Some seeds are wind-dispersed (like those of the dipterocarps that dominate most of SE Asia’s rainforests), while others are dispersed by animals (like those of Ficus, or fig, trees that are keystone species in tropical forests around the world). And so, animal seed dispersers play a vital role in ensuring that native plant stocks are well-propagated and, in turn, helping to prevent the establishment of introduced, invasive species.
This is all very relevant in Singapore (SG), which has lost most of its original forest, originally due to agriculture and more recently, to urban development. Today, the matrix consists mainly of urban land cover and the level of fragmentation is high. So, if the matrix is a barrier to animal movement, then this threatens the survival of plants that persist in patches of forest.
In this context, Kelly used camera trapping to quantify the occurrence of potential seed dispersers in forest patches in sites along a gradient of succession (primary, old and young secondary, abandoned rubber plantations, wastelands) and of distance from old-growth forest. In this photo, she’s setting a Reconyx camera to record in secondary forest. And let me give her a loud shout out for looking at 4 800 images captured over 4 536 trap-hours (science can be tedious).
She discovered that in general, succession stage and proximity to old-growth forest are positively correlated with the diversity of these animals. However, in wastelands, proximity to old-growth doesn’t matter. Also, primary and young secondary have the most similar species composition of potential seed dispersers. Finally, secondary forests have the highest diversity (Shannon-Wiener) and dominance (Berger-Parker) indices – a finding she attributed to the fact that they have more generalist and exotic species.

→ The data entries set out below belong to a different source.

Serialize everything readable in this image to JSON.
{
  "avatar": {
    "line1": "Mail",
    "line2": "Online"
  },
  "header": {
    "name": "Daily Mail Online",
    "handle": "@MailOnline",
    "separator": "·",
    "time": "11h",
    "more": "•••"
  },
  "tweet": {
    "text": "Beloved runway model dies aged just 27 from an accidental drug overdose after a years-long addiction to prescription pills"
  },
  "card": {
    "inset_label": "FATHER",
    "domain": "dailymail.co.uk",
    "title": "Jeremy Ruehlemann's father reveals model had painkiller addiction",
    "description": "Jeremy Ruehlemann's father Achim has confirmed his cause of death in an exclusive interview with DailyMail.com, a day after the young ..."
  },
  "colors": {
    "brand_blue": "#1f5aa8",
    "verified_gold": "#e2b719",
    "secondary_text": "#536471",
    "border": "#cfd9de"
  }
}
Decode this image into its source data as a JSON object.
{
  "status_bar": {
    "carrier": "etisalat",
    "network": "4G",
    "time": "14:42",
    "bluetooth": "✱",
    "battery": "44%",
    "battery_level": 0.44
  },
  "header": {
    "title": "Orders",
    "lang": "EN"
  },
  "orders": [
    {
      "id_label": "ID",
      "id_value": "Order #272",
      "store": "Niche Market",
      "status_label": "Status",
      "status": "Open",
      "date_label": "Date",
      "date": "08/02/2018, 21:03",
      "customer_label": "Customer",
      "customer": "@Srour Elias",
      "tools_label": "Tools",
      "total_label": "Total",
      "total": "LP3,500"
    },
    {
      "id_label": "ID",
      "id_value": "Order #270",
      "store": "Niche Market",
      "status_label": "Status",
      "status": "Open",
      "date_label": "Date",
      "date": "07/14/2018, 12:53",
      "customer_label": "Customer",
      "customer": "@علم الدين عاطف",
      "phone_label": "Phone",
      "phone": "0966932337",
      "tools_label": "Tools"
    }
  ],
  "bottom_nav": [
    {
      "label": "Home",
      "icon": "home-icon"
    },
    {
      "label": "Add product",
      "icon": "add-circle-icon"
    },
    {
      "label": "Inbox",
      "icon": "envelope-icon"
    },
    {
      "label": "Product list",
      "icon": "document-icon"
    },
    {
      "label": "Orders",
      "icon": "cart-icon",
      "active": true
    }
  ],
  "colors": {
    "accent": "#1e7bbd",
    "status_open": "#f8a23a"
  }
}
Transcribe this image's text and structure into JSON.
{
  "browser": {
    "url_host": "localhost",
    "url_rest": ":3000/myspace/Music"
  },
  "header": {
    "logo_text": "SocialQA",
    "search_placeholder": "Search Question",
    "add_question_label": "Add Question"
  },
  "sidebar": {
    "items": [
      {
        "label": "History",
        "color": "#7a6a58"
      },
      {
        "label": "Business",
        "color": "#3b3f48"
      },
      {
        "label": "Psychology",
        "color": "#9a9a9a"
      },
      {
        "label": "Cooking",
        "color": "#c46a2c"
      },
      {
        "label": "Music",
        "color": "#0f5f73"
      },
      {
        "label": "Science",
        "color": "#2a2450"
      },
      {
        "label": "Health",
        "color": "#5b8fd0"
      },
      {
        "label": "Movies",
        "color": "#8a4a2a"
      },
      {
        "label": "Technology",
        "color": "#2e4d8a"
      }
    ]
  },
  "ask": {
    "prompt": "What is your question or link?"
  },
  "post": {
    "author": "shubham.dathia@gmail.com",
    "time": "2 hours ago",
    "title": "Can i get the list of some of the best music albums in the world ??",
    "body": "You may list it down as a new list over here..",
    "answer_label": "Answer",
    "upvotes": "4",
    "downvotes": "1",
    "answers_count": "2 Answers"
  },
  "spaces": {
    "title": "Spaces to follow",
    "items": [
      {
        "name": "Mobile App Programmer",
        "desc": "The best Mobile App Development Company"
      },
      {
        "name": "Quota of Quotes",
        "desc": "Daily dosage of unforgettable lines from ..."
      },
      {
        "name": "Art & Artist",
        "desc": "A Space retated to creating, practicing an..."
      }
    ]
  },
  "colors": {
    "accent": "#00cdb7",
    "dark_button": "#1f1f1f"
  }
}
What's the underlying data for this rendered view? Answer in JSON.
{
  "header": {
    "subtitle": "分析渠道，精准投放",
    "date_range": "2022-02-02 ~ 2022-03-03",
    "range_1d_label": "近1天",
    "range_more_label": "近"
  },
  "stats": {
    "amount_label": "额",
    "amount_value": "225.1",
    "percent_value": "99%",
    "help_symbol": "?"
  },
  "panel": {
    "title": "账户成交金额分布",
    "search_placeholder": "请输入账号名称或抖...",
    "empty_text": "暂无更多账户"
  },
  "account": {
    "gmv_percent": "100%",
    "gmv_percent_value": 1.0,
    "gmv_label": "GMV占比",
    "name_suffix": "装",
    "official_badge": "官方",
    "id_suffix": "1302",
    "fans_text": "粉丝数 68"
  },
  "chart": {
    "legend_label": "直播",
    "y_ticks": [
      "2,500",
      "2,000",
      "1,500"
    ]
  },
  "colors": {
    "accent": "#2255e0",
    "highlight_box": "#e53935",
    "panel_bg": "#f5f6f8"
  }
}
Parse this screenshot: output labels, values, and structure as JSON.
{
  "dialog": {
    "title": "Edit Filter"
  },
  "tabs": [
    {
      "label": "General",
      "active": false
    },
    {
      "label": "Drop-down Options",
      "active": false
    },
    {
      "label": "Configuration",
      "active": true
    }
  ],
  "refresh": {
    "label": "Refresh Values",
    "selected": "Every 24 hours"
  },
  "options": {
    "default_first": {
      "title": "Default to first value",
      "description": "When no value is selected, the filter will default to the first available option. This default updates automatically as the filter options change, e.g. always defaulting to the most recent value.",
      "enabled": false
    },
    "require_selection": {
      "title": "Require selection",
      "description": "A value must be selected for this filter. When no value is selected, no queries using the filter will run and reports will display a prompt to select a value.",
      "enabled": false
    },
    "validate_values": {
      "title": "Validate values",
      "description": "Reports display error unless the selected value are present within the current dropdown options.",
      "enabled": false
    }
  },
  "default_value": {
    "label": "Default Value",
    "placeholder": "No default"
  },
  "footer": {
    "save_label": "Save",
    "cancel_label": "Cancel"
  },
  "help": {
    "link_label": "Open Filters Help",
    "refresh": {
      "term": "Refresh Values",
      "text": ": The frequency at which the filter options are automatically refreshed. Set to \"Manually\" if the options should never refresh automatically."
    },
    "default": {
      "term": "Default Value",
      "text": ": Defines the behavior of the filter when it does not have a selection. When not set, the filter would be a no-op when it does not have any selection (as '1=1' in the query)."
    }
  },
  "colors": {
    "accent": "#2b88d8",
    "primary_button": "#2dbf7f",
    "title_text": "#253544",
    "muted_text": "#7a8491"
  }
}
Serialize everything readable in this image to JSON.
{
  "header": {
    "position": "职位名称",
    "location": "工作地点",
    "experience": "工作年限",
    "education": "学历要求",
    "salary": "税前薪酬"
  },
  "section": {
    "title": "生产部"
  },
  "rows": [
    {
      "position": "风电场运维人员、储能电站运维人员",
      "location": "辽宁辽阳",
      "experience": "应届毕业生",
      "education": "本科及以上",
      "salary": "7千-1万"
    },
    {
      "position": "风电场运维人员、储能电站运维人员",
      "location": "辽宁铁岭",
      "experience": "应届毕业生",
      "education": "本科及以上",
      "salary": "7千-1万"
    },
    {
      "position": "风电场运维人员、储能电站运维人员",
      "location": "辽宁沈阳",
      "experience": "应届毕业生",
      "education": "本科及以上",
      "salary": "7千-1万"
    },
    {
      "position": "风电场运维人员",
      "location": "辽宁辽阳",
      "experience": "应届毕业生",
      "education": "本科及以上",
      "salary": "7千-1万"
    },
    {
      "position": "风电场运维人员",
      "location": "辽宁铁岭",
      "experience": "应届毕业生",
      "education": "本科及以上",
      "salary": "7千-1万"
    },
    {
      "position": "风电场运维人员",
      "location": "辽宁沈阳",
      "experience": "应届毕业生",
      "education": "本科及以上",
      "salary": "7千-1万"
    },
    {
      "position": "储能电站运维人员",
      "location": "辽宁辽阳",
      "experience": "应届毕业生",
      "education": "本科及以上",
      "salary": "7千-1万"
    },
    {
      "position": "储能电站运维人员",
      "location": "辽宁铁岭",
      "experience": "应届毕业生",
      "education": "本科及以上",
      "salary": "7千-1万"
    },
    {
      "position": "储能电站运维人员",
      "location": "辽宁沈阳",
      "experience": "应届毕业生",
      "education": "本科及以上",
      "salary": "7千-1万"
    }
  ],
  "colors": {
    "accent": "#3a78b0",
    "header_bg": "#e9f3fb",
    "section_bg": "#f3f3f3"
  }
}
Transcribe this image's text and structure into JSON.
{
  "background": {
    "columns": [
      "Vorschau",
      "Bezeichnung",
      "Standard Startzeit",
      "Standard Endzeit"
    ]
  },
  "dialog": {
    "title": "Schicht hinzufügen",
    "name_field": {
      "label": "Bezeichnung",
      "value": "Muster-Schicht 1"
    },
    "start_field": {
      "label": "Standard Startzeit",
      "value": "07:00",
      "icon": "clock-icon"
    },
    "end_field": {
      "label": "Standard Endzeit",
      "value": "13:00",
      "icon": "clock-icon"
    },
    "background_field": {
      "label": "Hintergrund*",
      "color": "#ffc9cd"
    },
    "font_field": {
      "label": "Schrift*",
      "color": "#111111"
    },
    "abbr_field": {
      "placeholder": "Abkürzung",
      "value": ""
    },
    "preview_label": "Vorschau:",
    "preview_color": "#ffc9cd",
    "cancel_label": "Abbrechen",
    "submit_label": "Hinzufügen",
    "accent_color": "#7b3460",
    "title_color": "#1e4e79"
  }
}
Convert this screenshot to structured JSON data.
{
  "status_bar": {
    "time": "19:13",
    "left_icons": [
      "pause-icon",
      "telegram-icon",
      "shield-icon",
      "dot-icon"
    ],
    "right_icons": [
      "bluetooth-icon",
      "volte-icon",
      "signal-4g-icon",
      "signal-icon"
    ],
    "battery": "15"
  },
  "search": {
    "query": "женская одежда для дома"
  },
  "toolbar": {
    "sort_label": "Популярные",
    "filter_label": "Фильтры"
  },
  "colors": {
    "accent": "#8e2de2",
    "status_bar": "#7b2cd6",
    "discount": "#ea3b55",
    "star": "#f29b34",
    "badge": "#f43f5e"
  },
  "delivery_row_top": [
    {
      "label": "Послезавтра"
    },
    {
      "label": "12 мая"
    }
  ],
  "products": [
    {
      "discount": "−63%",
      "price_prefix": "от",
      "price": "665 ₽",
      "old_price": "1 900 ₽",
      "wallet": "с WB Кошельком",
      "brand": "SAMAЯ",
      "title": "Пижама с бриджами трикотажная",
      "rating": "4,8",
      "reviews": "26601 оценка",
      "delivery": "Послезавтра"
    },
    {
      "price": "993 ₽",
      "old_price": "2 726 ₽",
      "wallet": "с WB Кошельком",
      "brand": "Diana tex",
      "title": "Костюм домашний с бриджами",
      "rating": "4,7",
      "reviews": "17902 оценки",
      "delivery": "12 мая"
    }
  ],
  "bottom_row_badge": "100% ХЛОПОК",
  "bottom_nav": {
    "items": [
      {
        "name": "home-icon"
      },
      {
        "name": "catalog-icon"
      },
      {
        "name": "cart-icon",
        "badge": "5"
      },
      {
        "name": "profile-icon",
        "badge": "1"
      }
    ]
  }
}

This bar chart portrays the frequency of occurrence of species in old and young secondary forest – blue dots above bars are for introduced species (the orange one is for a winter resident) – we can that they rarely occur in old forest – a bit like what happens in park connectors, as her lab mate, Prab, found.
In 2020, Kelly completed her Master’s of Environmental Management (including a research thesis on best practices for sea-turtle hatcheries, which she did under my supervision). Although she hopes to eventually pursue a PhD, she is now conducting an insect diversity survey for a major development project in SG.